You are viewing a plain text version of this content. The canonical link for it is here.
Posted to dev@nutch.apache.org by Ale <at...@yahoo.com> on 2012/01/20 00:36:53 UTC
make nutch plugin to get termfreqvectors
Hi,
I'm quite new working with nutch plugins. I'm trying to save the termfreqvectors of the documents.
I'm using nutch 1.4
I've seen that I had to use, in the plugin class, the method addFieldOption, like:
--
public void addIndexBackendOptions(Configuration conf) {
// add lucene options //
// host is un-stored, indexed and tokenized
LuceneWriter.addFieldOptions("host", LuceneWriter.STORE.NO,
LuceneWriter.INDEX.TOKENIZED, conf);
// site is un-stored, indexed and un-tokenized
LuceneWriter.addFieldOptions("site", LuceneWriter.STORE.NO,
LuceneWriter.INDEX.UNTOKENIZED, conf);
// url is both stored and indexed, so it's both searchable and returned
LuceneWriter.addFieldOptions("url", LuceneWriter.STORE.YES,
LuceneWriter.INDEX.TOKENIZED, conf);
// content is indexed, so that it's searchable, but not stored in index
LuceneWriter.addFieldOptions("content", LuceneWriter.STORE.NO,
LuceneWriter.INDEX.TOKENIZED, conf);
// anchors are indexed, so they're searchable, but not stored in index
LuceneWriter.addFieldOptions("anchor", LuceneWriter.STORE.NO,
LuceneWriter.INDEX.TOKENIZED, conf);
// title is indexed and stored so that it can be displayed
LuceneWriter.addFieldOptions("title", LuceneWriter.STORE.YES,
LuceneWriter.INDEX.TOKENIZED, conf);
----
The problem is, as far as I have seen, that LuceneWriter no longer exists in 1.4 (Lucene 3.5)

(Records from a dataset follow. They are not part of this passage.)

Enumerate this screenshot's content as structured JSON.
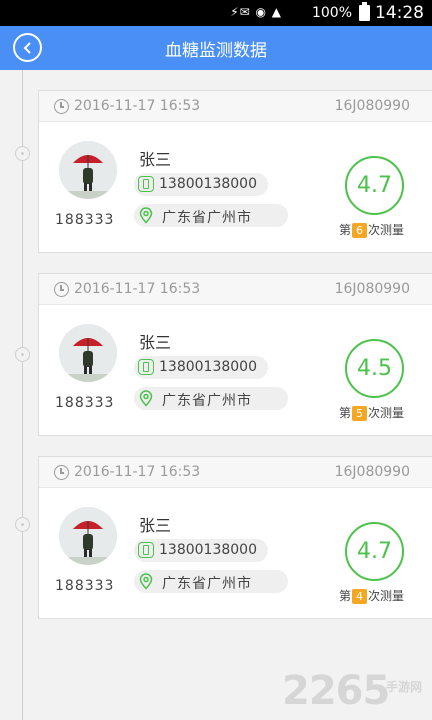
{
  "status": {
    "signal_icons": "⚡✉ ◉ ▲",
    "battery": "100%",
    "time": "14:28"
  },
  "header": {
    "title": "血糖监测数据"
  },
  "records": [
    {
      "datetime": "2016-11-17 16:53",
      "device_id": "16J080990",
      "name": "张三",
      "user_id": "188333",
      "phone": "13800138000",
      "address": "广东省广州市",
      "reading": "4.7",
      "count_prefix": "第",
      "count": "6",
      "count_suffix": "次测量"
    },
    {
      "datetime": "2016-11-17 16:53",
      "device_id": "16J080990",
      "name": "张三",
      "user_id": "188333",
      "phone": "13800138000",
      "address": "广东省广州市",
      "reading": "4.5",
      "count_prefix": "第",
      "count": "5",
      "count_suffix": "次测量"
    },
    {
      "datetime": "2016-11-17 16:53",
      "device_id": "16J080990",
      "name": "张三",
      "user_id": "188333",
      "phone": "13800138000",
      "address": "广东省广州市",
      "reading": "4.7",
      "count_prefix": "第",
      "count": "4",
      "count_suffix": "次测量"
    }
  ],
  "watermark": {
    "text": "2265",
    "sub": "手游网"
  },
  "colors": {
    "accent": "#4a8ff5",
    "green": "#4cc24c",
    "badge": "#f5a623"
  }
}
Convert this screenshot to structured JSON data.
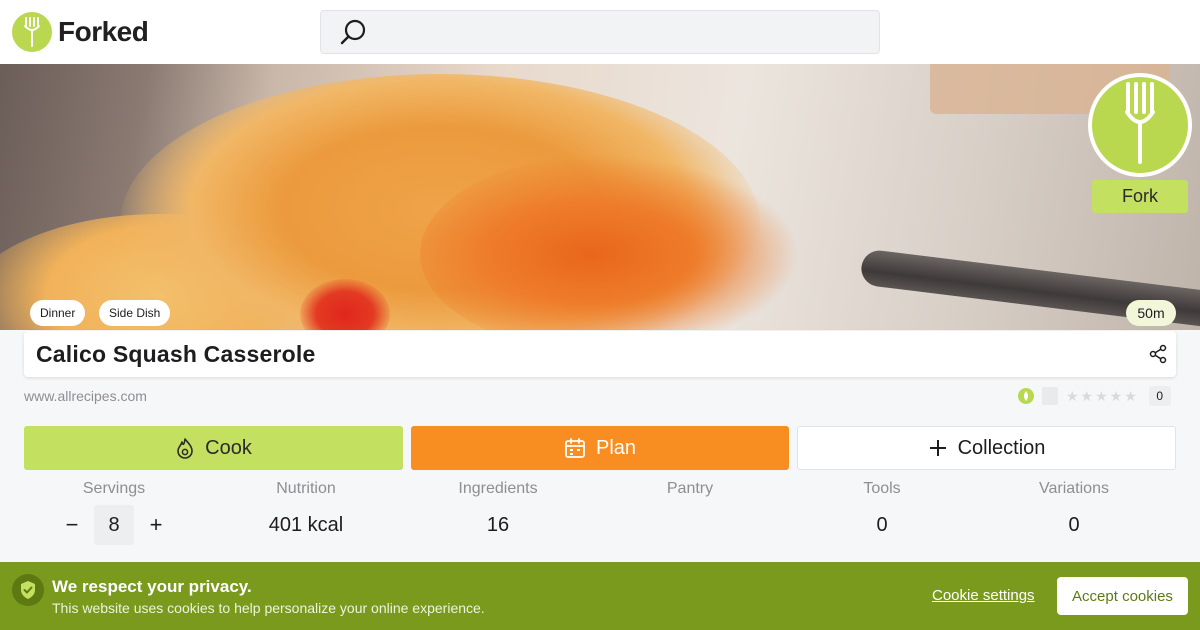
{
  "brand": {
    "name": "Forked",
    "accent": "#b9d84f",
    "icon": "fork-icon"
  },
  "search": {
    "placeholder": "",
    "icon": "search-icon"
  },
  "hero": {
    "tags": [
      "Dinner",
      "Side Dish"
    ],
    "time": "50m",
    "fork_label": "Fork"
  },
  "recipe": {
    "title": "Calico Squash Casserole",
    "source": "www.allrecipes.com",
    "rating_count": "0",
    "stars": 5
  },
  "actions": {
    "cook": {
      "label": "Cook",
      "color": "#c3e060",
      "icon": "flame-icon"
    },
    "plan": {
      "label": "Plan",
      "color": "#f88d21",
      "icon": "calendar-icon"
    },
    "collection": {
      "label": "Collection",
      "icon": "plus-icon"
    }
  },
  "stats": {
    "servings": {
      "label": "Servings",
      "value": "8",
      "minus": "−",
      "plus": "+"
    },
    "nutrition": {
      "label": "Nutrition",
      "value": "401 kcal"
    },
    "ingredients": {
      "label": "Ingredients",
      "value": "16"
    },
    "pantry": {
      "label": "Pantry",
      "value": ""
    },
    "tools": {
      "label": "Tools",
      "value": "0"
    },
    "variations": {
      "label": "Variations",
      "value": "0"
    }
  },
  "cookie_banner": {
    "title": "We respect your privacy.",
    "text": "This website uses cookies to help personalize your online experience.",
    "settings_label": "Cookie settings",
    "accept_label": "Accept cookies",
    "color": "#7a9a1e"
  }
}
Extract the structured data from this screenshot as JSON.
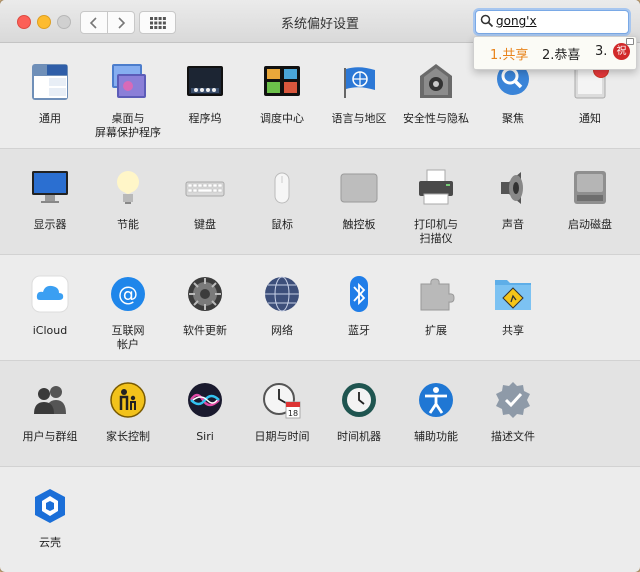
{
  "window": {
    "title": "系统偏好设置"
  },
  "search": {
    "value": "gong'x"
  },
  "ime": {
    "candidates": [
      "1.共享",
      "2.恭喜",
      "3."
    ],
    "badge": "祝"
  },
  "rows": [
    [
      {
        "id": "general",
        "label": "通用",
        "icon": "general-icon"
      },
      {
        "id": "desktop",
        "label": "桌面与\n屏幕保护程序",
        "icon": "desktop-screensaver-icon"
      },
      {
        "id": "dock",
        "label": "程序坞",
        "icon": "dock-icon"
      },
      {
        "id": "mission",
        "label": "调度中心",
        "icon": "mission-control-icon"
      },
      {
        "id": "language",
        "label": "语言与地区",
        "icon": "language-region-icon"
      },
      {
        "id": "security",
        "label": "安全性与隐私",
        "icon": "security-privacy-icon"
      },
      {
        "id": "spotlight",
        "label": "聚焦",
        "icon": "spotlight-icon"
      },
      {
        "id": "notifications",
        "label": "通知",
        "icon": "notifications-icon"
      }
    ],
    [
      {
        "id": "displays",
        "label": "显示器",
        "icon": "displays-icon"
      },
      {
        "id": "energy",
        "label": "节能",
        "icon": "energy-saver-icon"
      },
      {
        "id": "keyboard",
        "label": "键盘",
        "icon": "keyboard-icon"
      },
      {
        "id": "mouse",
        "label": "鼠标",
        "icon": "mouse-icon"
      },
      {
        "id": "trackpad",
        "label": "触控板",
        "icon": "trackpad-icon"
      },
      {
        "id": "printers",
        "label": "打印机与\n扫描仪",
        "icon": "printers-scanners-icon"
      },
      {
        "id": "sound",
        "label": "声音",
        "icon": "sound-icon"
      },
      {
        "id": "startup",
        "label": "启动磁盘",
        "icon": "startup-disk-icon"
      }
    ],
    [
      {
        "id": "icloud",
        "label": "iCloud",
        "icon": "icloud-icon"
      },
      {
        "id": "internet",
        "label": "互联网\n帐户",
        "icon": "internet-accounts-icon"
      },
      {
        "id": "update",
        "label": "软件更新",
        "icon": "software-update-icon"
      },
      {
        "id": "network",
        "label": "网络",
        "icon": "network-icon"
      },
      {
        "id": "bluetooth",
        "label": "蓝牙",
        "icon": "bluetooth-icon"
      },
      {
        "id": "extensions",
        "label": "扩展",
        "icon": "extensions-icon"
      },
      {
        "id": "sharing",
        "label": "共享",
        "icon": "sharing-icon"
      }
    ],
    [
      {
        "id": "users",
        "label": "用户与群组",
        "icon": "users-groups-icon"
      },
      {
        "id": "parental",
        "label": "家长控制",
        "icon": "parental-controls-icon"
      },
      {
        "id": "siri",
        "label": "Siri",
        "icon": "siri-icon"
      },
      {
        "id": "datetime",
        "label": "日期与时间",
        "icon": "date-time-icon"
      },
      {
        "id": "timemachine",
        "label": "时间机器",
        "icon": "time-machine-icon"
      },
      {
        "id": "accessibility",
        "label": "辅助功能",
        "icon": "accessibility-icon"
      },
      {
        "id": "profiles",
        "label": "描述文件",
        "icon": "profiles-icon"
      }
    ],
    [
      {
        "id": "yunke",
        "label": "云壳",
        "icon": "yunke-icon"
      }
    ]
  ]
}
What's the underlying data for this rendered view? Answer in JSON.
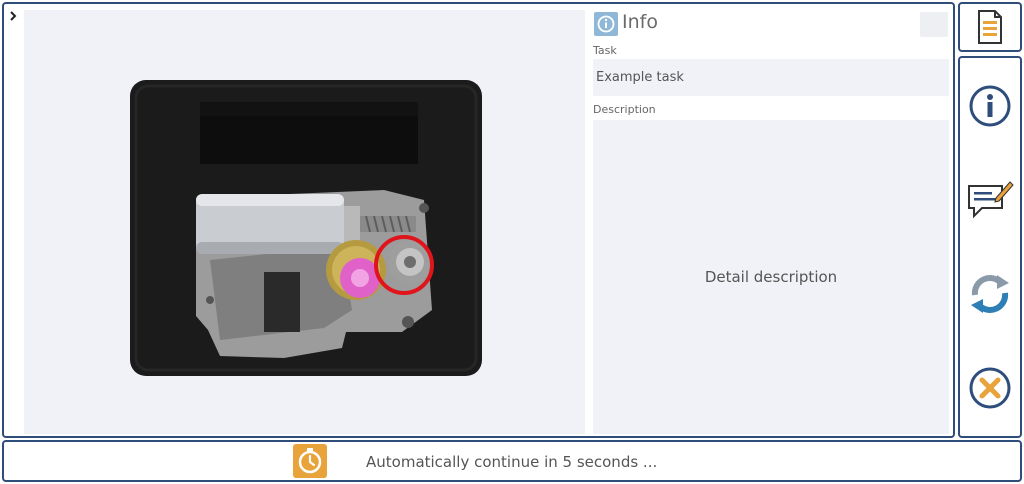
{
  "expand_icon": "chevron-right-icon",
  "info": {
    "title": "Info",
    "task_label": "Task",
    "task_value": "Example task",
    "description_label": "Description",
    "description_value": "Detail description"
  },
  "sidebar": {
    "top_icon": "document-icon",
    "buttons": [
      {
        "icon": "info-icon"
      },
      {
        "icon": "comment-edit-icon"
      },
      {
        "icon": "refresh-icon"
      },
      {
        "icon": "close-icon"
      }
    ]
  },
  "footer": {
    "timer_icon": "stopwatch-icon",
    "countdown_text": "Automatically continue in 5 seconds ..."
  },
  "colors": {
    "frame_border": "#2e4d7b",
    "panel_bg": "#f0f2f7",
    "accent_orange": "#e8a33a",
    "info_blue": "#8fb8d8",
    "highlight_red": "#e0141b"
  }
}
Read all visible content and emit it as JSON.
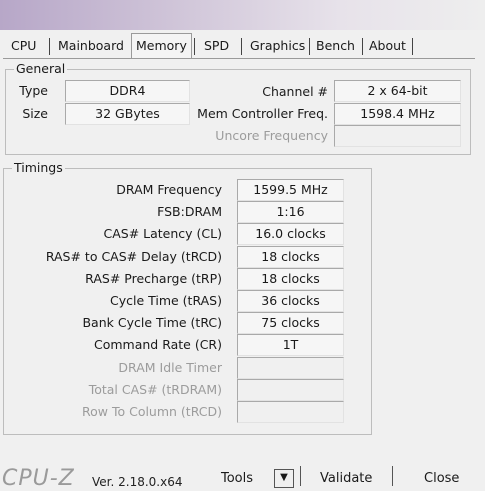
{
  "tabs": [
    "CPU",
    "Mainboard",
    "Memory",
    "SPD",
    "Graphics",
    "Bench",
    "About"
  ],
  "active_tab": "Memory",
  "general": {
    "title": "General",
    "type_label": "Type",
    "type_value": "DDR4",
    "size_label": "Size",
    "size_value": "32 GBytes",
    "channel_label": "Channel #",
    "channel_value": "2 x 64-bit",
    "memctrl_label": "Mem Controller Freq.",
    "memctrl_value": "1598.4 MHz",
    "uncore_label": "Uncore Frequency",
    "uncore_value": ""
  },
  "timings": {
    "title": "Timings",
    "rows": [
      {
        "label": "DRAM Frequency",
        "value": "1599.5 MHz",
        "enabled": true
      },
      {
        "label": "FSB:DRAM",
        "value": "1:16",
        "enabled": true
      },
      {
        "label": "CAS# Latency (CL)",
        "value": "16.0 clocks",
        "enabled": true
      },
      {
        "label": "RAS# to CAS# Delay (tRCD)",
        "value": "18 clocks",
        "enabled": true
      },
      {
        "label": "RAS# Precharge (tRP)",
        "value": "18 clocks",
        "enabled": true
      },
      {
        "label": "Cycle Time (tRAS)",
        "value": "36 clocks",
        "enabled": true
      },
      {
        "label": "Bank Cycle Time (tRC)",
        "value": "75 clocks",
        "enabled": true
      },
      {
        "label": "Command Rate (CR)",
        "value": "1T",
        "enabled": true
      },
      {
        "label": "DRAM Idle Timer",
        "value": "",
        "enabled": false
      },
      {
        "label": "Total CAS# (tRDRAM)",
        "value": "",
        "enabled": false
      },
      {
        "label": "Row To Column (tRCD)",
        "value": "",
        "enabled": false
      }
    ]
  },
  "footer": {
    "logo": "CPU-Z",
    "version": "Ver. 2.18.0.x64",
    "tools_label": "Tools",
    "validate_label": "Validate",
    "close_label": "Close"
  }
}
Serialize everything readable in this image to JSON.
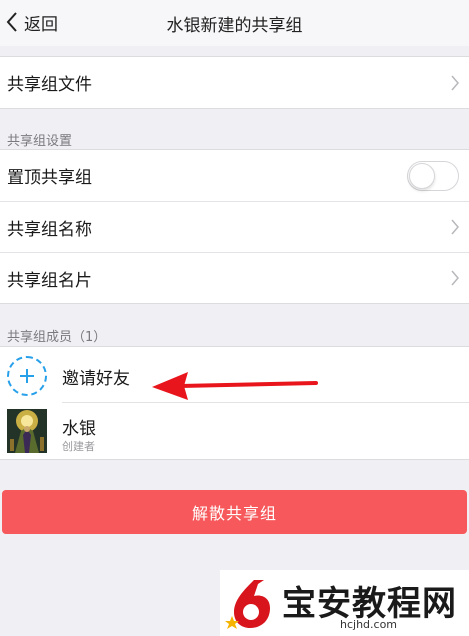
{
  "nav": {
    "back_label": "返回",
    "title": "水银新建的共享组"
  },
  "files_row": {
    "label": "共享组文件"
  },
  "settings": {
    "section_label": "共享组设置",
    "pin": {
      "label": "置顶共享组",
      "enabled": false
    },
    "name_row": {
      "label": "共享组名称"
    },
    "card_row": {
      "label": "共享组名片"
    }
  },
  "members": {
    "section_label": "共享组成员（1）",
    "invite_label": "邀请好友",
    "list": [
      {
        "name": "水银",
        "role": "创建者"
      }
    ]
  },
  "disband_button": "解散共享组",
  "watermark": {
    "title": "宝安教程网",
    "url": "hcjhd.com"
  },
  "colors": {
    "accent_blue": "#27a0ea",
    "danger_red": "#f7585b",
    "annotation_red": "#e8161c"
  }
}
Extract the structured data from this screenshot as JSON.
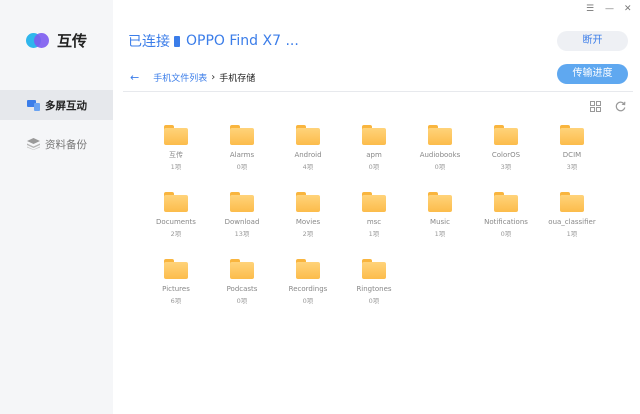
{
  "app": {
    "name": "互传"
  },
  "window": {
    "menu_glyph": "☰",
    "minimize_glyph": "—",
    "close_glyph": "✕"
  },
  "sidebar": {
    "items": [
      {
        "label": "多屏互动",
        "icon": "screens-icon",
        "active": true
      },
      {
        "label": "资料备份",
        "icon": "layers-icon",
        "active": false
      }
    ]
  },
  "header": {
    "title": "已连接",
    "device": "OPPO Find X7 ...",
    "disconnect_label": "断开",
    "progress_label": "传输进度"
  },
  "breadcrumb": {
    "back_glyph": "←",
    "parent": "手机文件列表",
    "separator": "›",
    "current": "手机存储"
  },
  "toolbar": {
    "grid_view_icon": "grid-view-icon",
    "refresh_icon": "refresh-icon"
  },
  "folders": [
    {
      "name": "互传",
      "count": "1项"
    },
    {
      "name": "Alarms",
      "count": "0项"
    },
    {
      "name": "Android",
      "count": "4项"
    },
    {
      "name": "apm",
      "count": "0项"
    },
    {
      "name": "Audiobooks",
      "count": "0项"
    },
    {
      "name": "ColorOS",
      "count": "3项"
    },
    {
      "name": "DCIM",
      "count": "3项"
    },
    {
      "name": "Documents",
      "count": "2项"
    },
    {
      "name": "Download",
      "count": "13项"
    },
    {
      "name": "Movies",
      "count": "2项"
    },
    {
      "name": "msc",
      "count": "1项"
    },
    {
      "name": "Music",
      "count": "1项"
    },
    {
      "name": "Notifications",
      "count": "0项"
    },
    {
      "name": "oua_classifier",
      "count": "1项"
    },
    {
      "name": "Pictures",
      "count": "6项"
    },
    {
      "name": "Podcasts",
      "count": "0项"
    },
    {
      "name": "Recordings",
      "count": "0项"
    },
    {
      "name": "Ringtones",
      "count": "0项"
    }
  ],
  "colors": {
    "accent": "#3b7de9",
    "folder": "#fcbc4b",
    "sidebar_bg": "#f5f6f8",
    "progress_button": "#5fa8f0"
  }
}
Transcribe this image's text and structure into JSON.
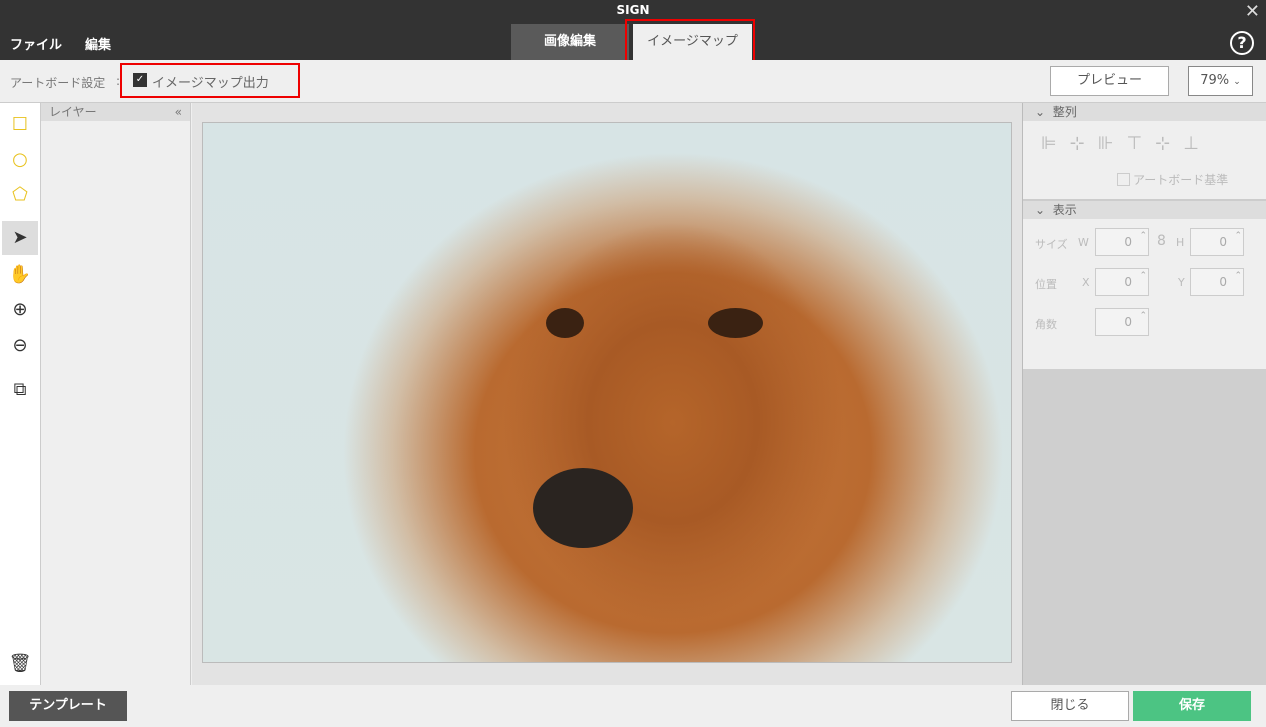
{
  "app": {
    "title": "SIGN"
  },
  "menu": {
    "file": "ファイル",
    "edit": "編集"
  },
  "tabs": {
    "image_edit": "画像編集",
    "image_map": "イメージマップ"
  },
  "toolbar": {
    "artboard_settings": "アートボード設定",
    "separator": ":",
    "imagemap_output": "イメージマップ出力",
    "imagemap_output_checked": true,
    "preview": "プレビュー",
    "zoom": "79%"
  },
  "layers": {
    "title": "レイヤー",
    "collapse": "«"
  },
  "align": {
    "title": "整列",
    "artboard_base": "アートボード基準"
  },
  "display": {
    "title": "表示",
    "size": "サイズ",
    "w": "W",
    "h": "H",
    "position": "位置",
    "x": "X",
    "y": "Y",
    "angle": "角数",
    "w_val": "0",
    "h_val": "0",
    "x_val": "0",
    "y_val": "0",
    "angle_val": "0"
  },
  "footer": {
    "template": "テンプレート",
    "close": "閉じる",
    "save": "保存"
  },
  "colors": {
    "accent": "#4cc483",
    "tool_yellow": "#e8c21e",
    "highlight": "#e00000"
  }
}
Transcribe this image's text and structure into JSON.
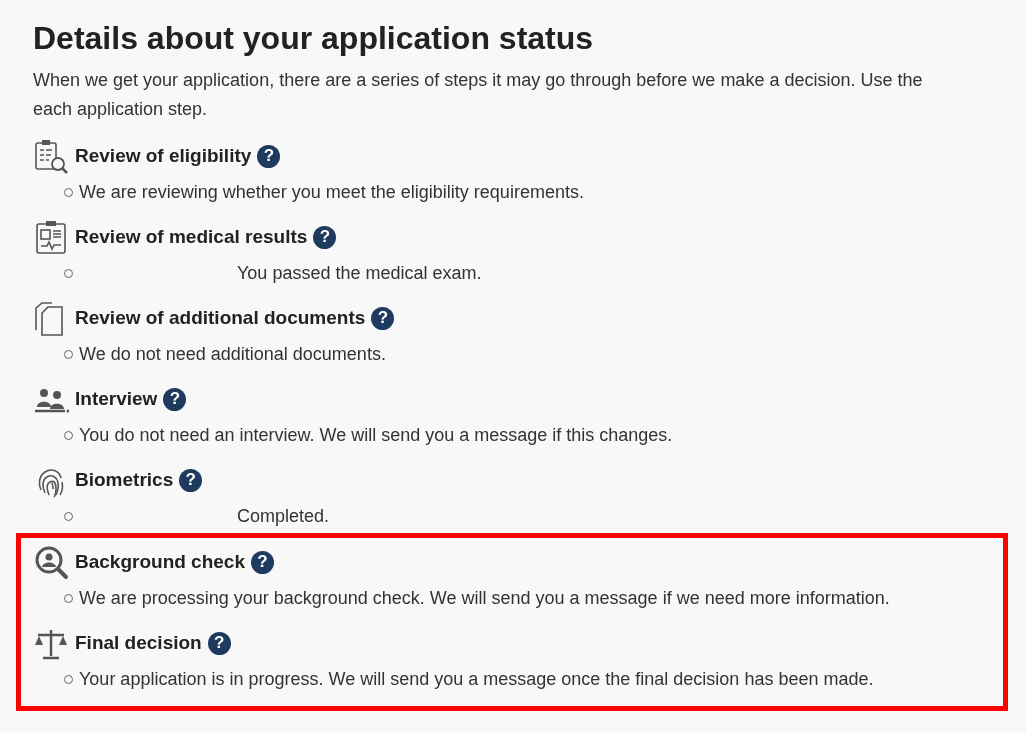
{
  "title": "Details about your application status",
  "intro_lines": [
    "When we get your application, there are a series of steps it may go through before we make a decision. Use the",
    "each application step."
  ],
  "steps": [
    {
      "kind": "eligibility",
      "title": "Review of eligibility",
      "help": "?",
      "message": "We are reviewing whether you meet the eligibility requirements.",
      "indented": false,
      "highlighted": false
    },
    {
      "kind": "medical",
      "title": "Review of medical results",
      "help": "?",
      "message": "You passed the medical exam.",
      "indented": true,
      "highlighted": false
    },
    {
      "kind": "documents",
      "title": "Review of additional documents",
      "help": "?",
      "message": "We do not need additional documents.",
      "indented": false,
      "highlighted": false
    },
    {
      "kind": "interview",
      "title": "Interview",
      "help": "?",
      "message": "You do not need an interview. We will send you a message if this changes.",
      "indented": false,
      "highlighted": false
    },
    {
      "kind": "biometrics",
      "title": "Biometrics",
      "help": "?",
      "message": "Completed.",
      "indented": true,
      "highlighted": false
    },
    {
      "kind": "background",
      "title": "Background check",
      "help": "?",
      "message": "We are processing your background check. We will send you a message if we need more information.",
      "indented": false,
      "highlighted": true
    },
    {
      "kind": "decision",
      "title": "Final decision",
      "help": "?",
      "message": "Your application is in progress. We will send you a message once the final decision has been made.",
      "indented": false,
      "highlighted": true
    }
  ]
}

WHich is the correct way to do it ?
Thank you very much in advance !
--
Re: make nutch plugin to get termfreqvectors
Posted by Lewis John Mcgibbney <le...@gmail.com>.
To get you started you would be as well looking at the 1.4 Javadoc [1] and
focus on the o.a.n.indexer & o.a.n.indexer.solr packages as these provide
all the stuff you should need to understand how and what can be done within
Nutch 1.4.
[1] http://nutch.apache.org/apidocs-1.4/index.html
On Thu, Jan 19, 2012 at 11:36 PM, Ale <at...@yahoo.com> wrote:
>
>
> ----
> The problem is, as far as I have seen, that LuceneWriter no longer exists
> in 1.4 (Lucene 3.5)
>
>
> Correct we dropped the legacy Lucene material when the project was
revamped. Have a look at the SolrWriter class
--
*Lewis*
Re: make nutch plugin to get termfreqvectors
Posted by kaveh minooie <ka...@plutoz.com>.
Hi
I am having simillar problem in that I have to update bunch of plugins
that were writen for nutch 1.1. It would be great If we could get some
hints.
Thanks,
On 01/19/2012 03:36 PM, Ale wrote:
>
>
> Hi,
> I'm quite new working with nutch plugins. I'm trying to save the termfreqvectors of the documents.
> I'm using nutch 1.4
>
> I've seen that I had to use, in the plugin class, the method addFieldOption, like:
> --
> public void addIndexBackendOptions(Configuration conf) {
>
> // add lucene options //
>
>
> // host is un-stored, indexed and tokenized
> LuceneWriter.addFieldOptions("host", LuceneWriter.STORE.NO,
> LuceneWriter.INDEX.TOKENIZED, conf);
> // site is un-stored, indexed and un-tokenized
> LuceneWriter.addFieldOptions("site", LuceneWriter.STORE.NO,
> LuceneWriter.INDEX.UNTOKENIZED, conf);
>
> // url is both stored and indexed, so it's both searchable and returned
>
> LuceneWriter.addFieldOptions("url", LuceneWriter.STORE.YES,
>
> LuceneWriter.INDEX.TOKENIZED, conf);
>
>
> // content is indexed, so that it's searchable, but not stored in index
>
> LuceneWriter.addFieldOptions("content", LuceneWriter.STORE.NO,
>
> LuceneWriter.INDEX.TOKENIZED, conf);
> // anchors are indexed, so they're searchable, but not stored in index
>
> LuceneWriter.addFieldOptions("anchor", LuceneWriter.STORE.NO,
>
> LuceneWriter.INDEX.TOKENIZED, conf);
>
> // title is indexed and stored so that it can be displayed
>
> LuceneWriter.addFieldOptions("title", LuceneWriter.STORE.YES,
>
> LuceneWriter.INDEX.TOKENIZED, conf);
>
> ----
> The problem is, as far as I have seen, that LuceneWriter no longer exists in 1.4 (Lucene 3.5)
> WHich is the correct way to do it ?
>
> Thank you very much in advance !
>
> --
>
--
Kaveh Minooie
www.plutoz.com